Originally published in:
Can education leaders in America use a Moneyball approach to help every school continuously improve, especially those in low-income districts?
I’m referring to the statistical wizardry in Michael Lewis’ best-selling book that explained how a Major League Baseball team with less money for talent than others could compete better by analyzing data in new ways.
In public education, that means, among other things, engaging a business mindset and metrics to focus local efforts on initiatives that are generating better outcomes for students.
That’s not just jargon, either; it means developing strategy, cost-benefit analyses and return on investment, also called educational productivity, or A-ROI (academic ROI).
How? Instead of a monetary return on spending, gauge the gains in student learning, the skills acquired, the credentials earned, and the students graduating high school well-prepared for their next step.
Yes, this means some testing, which is key to understanding the gaps in performance. And it also means creating a balance that leaves room for creativity, play and relevant group projects, which are critical to the development of innovative thinking and the ability to work on teams.
But, ultimately, education must set up all kids for an equal chance for success — something that’s sorely lacking in many neighborhoods.

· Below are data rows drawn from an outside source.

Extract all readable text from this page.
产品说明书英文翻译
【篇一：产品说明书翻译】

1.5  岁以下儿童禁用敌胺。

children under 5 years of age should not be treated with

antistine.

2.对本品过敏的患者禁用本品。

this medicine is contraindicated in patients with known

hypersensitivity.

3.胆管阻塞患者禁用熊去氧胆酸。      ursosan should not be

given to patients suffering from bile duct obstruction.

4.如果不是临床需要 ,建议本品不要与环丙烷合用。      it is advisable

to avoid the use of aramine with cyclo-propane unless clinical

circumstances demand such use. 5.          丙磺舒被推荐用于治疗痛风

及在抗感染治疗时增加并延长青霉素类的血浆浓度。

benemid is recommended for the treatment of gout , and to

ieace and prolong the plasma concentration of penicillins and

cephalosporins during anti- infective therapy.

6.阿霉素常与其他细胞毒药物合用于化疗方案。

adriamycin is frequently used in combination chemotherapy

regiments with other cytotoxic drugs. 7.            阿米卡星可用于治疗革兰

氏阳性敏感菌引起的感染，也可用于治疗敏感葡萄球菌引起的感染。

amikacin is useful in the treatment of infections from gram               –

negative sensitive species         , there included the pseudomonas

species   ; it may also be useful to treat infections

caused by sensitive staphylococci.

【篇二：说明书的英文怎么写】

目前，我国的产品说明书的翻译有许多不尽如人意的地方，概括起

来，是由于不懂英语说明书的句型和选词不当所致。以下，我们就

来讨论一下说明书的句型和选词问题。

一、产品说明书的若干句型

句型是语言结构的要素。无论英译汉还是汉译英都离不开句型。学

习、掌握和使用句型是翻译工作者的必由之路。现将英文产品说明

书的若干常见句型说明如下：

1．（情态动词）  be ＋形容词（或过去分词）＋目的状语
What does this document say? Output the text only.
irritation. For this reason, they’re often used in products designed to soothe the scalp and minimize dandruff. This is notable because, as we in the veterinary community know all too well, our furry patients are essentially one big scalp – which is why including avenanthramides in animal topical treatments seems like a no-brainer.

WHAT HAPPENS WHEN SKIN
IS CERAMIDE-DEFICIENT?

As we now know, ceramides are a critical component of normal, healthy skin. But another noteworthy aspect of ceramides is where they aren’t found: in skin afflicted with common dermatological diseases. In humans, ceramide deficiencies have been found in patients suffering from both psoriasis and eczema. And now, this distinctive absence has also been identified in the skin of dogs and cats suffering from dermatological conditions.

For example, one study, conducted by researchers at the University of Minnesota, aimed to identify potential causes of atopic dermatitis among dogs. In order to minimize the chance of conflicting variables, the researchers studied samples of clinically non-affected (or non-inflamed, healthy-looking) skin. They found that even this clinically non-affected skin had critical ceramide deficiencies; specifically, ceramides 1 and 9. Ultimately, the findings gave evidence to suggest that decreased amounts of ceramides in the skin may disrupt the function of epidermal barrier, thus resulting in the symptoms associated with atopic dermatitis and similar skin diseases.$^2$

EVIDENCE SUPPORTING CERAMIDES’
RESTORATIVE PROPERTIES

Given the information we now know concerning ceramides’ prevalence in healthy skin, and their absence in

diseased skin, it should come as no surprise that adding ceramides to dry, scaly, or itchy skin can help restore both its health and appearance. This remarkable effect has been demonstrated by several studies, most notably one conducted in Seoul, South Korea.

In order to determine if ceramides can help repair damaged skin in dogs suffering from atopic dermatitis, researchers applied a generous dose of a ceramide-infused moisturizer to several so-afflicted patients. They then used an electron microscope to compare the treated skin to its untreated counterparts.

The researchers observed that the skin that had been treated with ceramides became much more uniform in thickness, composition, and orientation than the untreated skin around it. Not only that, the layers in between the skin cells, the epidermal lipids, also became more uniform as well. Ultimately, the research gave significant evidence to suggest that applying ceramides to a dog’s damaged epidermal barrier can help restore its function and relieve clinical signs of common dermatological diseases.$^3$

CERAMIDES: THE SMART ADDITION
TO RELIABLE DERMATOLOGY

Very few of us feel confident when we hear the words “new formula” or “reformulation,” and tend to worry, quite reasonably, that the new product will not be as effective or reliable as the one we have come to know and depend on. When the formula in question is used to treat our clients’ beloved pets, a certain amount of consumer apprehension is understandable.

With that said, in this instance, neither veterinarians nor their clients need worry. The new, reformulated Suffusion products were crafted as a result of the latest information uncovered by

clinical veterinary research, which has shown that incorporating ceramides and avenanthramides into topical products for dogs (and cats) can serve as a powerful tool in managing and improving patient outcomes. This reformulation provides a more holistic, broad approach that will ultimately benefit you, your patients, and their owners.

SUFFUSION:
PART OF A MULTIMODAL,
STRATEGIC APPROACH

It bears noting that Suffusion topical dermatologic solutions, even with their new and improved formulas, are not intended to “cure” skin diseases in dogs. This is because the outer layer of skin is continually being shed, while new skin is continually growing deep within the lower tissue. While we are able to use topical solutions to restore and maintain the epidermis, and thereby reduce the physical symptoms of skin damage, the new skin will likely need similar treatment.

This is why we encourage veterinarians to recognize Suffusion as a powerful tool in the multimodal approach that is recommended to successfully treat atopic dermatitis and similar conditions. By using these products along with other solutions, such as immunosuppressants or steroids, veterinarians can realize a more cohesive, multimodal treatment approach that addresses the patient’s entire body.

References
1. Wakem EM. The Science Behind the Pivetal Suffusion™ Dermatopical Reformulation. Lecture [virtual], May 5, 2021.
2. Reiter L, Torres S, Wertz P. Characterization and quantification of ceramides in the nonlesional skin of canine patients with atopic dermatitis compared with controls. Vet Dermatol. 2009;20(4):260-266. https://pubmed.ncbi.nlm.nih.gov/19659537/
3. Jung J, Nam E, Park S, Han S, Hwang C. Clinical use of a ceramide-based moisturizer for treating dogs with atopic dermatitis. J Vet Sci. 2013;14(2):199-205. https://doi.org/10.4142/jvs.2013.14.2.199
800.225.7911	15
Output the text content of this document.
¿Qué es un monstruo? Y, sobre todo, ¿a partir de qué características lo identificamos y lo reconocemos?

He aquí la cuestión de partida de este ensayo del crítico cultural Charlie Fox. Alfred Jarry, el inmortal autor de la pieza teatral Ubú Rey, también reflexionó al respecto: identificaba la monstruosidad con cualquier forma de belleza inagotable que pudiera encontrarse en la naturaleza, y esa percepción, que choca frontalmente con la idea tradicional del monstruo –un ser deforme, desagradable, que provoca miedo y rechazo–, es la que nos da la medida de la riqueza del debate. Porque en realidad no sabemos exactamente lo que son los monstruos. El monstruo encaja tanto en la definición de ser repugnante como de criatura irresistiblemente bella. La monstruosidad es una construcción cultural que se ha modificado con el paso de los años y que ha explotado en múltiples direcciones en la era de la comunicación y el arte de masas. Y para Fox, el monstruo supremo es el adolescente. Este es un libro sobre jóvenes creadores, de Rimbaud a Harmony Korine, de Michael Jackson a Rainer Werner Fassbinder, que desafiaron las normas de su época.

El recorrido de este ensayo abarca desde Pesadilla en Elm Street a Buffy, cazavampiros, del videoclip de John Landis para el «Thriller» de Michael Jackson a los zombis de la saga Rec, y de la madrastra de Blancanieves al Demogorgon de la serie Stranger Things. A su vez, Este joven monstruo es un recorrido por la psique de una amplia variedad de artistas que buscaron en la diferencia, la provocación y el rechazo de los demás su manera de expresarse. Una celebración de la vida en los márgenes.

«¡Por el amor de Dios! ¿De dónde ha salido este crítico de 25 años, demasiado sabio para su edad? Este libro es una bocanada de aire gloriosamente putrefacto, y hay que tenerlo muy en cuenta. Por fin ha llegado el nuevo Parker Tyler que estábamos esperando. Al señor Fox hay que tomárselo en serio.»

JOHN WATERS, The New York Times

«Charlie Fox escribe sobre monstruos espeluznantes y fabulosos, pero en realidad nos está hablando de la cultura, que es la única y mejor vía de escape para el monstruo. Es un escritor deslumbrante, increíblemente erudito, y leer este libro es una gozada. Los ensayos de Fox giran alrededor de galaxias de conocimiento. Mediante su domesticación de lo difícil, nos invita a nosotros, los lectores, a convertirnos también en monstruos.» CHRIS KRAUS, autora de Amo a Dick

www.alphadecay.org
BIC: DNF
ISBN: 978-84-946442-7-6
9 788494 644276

This came up as a topic of conversation recently for me with Greg Moore, the former editor of The Denver Post. He grew up in segregated Cleveland, on the poorer east side, with a father who had a second-grade education. He was the first in his family to attend college, an elite, mostly white school, no less. His voice resonates deeply, literally and figuratively, in communities black, white and brown, rich, middle-class and poor, in a way few others can match.